If you're anything like me, there are a series of expenses that you'd cut immediately if there was a loss in income. Then there are probably a series of expenses that you'd cut only if absolutely necessary. Then there are the absolute necessities.

When it comes to real costs and real inflation, the biggest problem usually comes down to pure necessities since all optional expenses are usually reduced or traded off and therefore considered highly elastic from the point of view of economics.

Essential expenses are the ones that cannot be avoided:

Food
Shelter
Heat
Clothing
Transportation
Medical Care

The emergency fund should handle the expenses for these categories for some period of time. For me, the emergency fund is a 1 year fund. That is, without any income, I could handle all of the essential expenses for a year.

Non-Essential expenses are those that would be easily cut: Services (haircuts, pet grooming etc.), cell phone, netflix, cable, entertainment, vacations. Obviously, this will be different for everyone.

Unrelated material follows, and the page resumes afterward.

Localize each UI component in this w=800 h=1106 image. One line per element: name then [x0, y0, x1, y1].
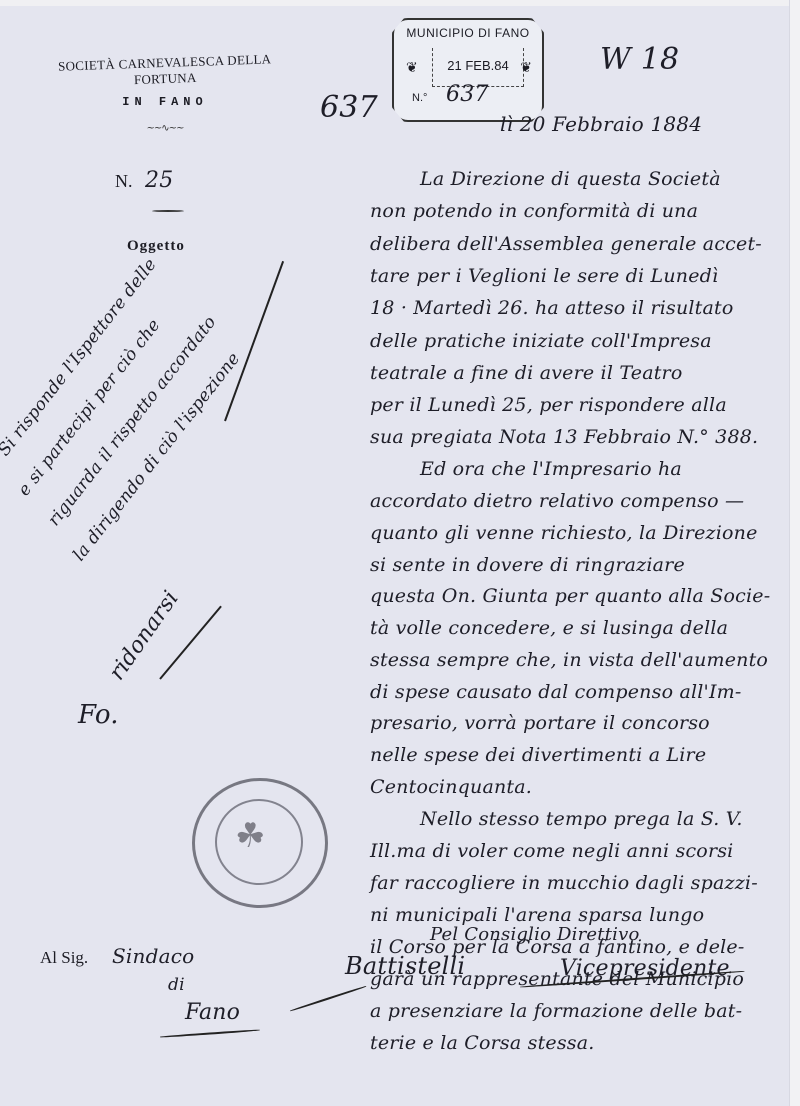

Recently, I've realized that the amounts that were set aside for freedom fund and emergency fund were smaller than they needed to be for my intended goals. This is largely due to the fact that unemployment is lower in terms of the amount provided than expected and also because the amount of money for healthcare is larger than expected.

In the end, it means that about an additional 5K needs to be added to meet my goal of a 1 year fund. Furthermore, additional monies need to be added periodically in order to keep pace with inflation.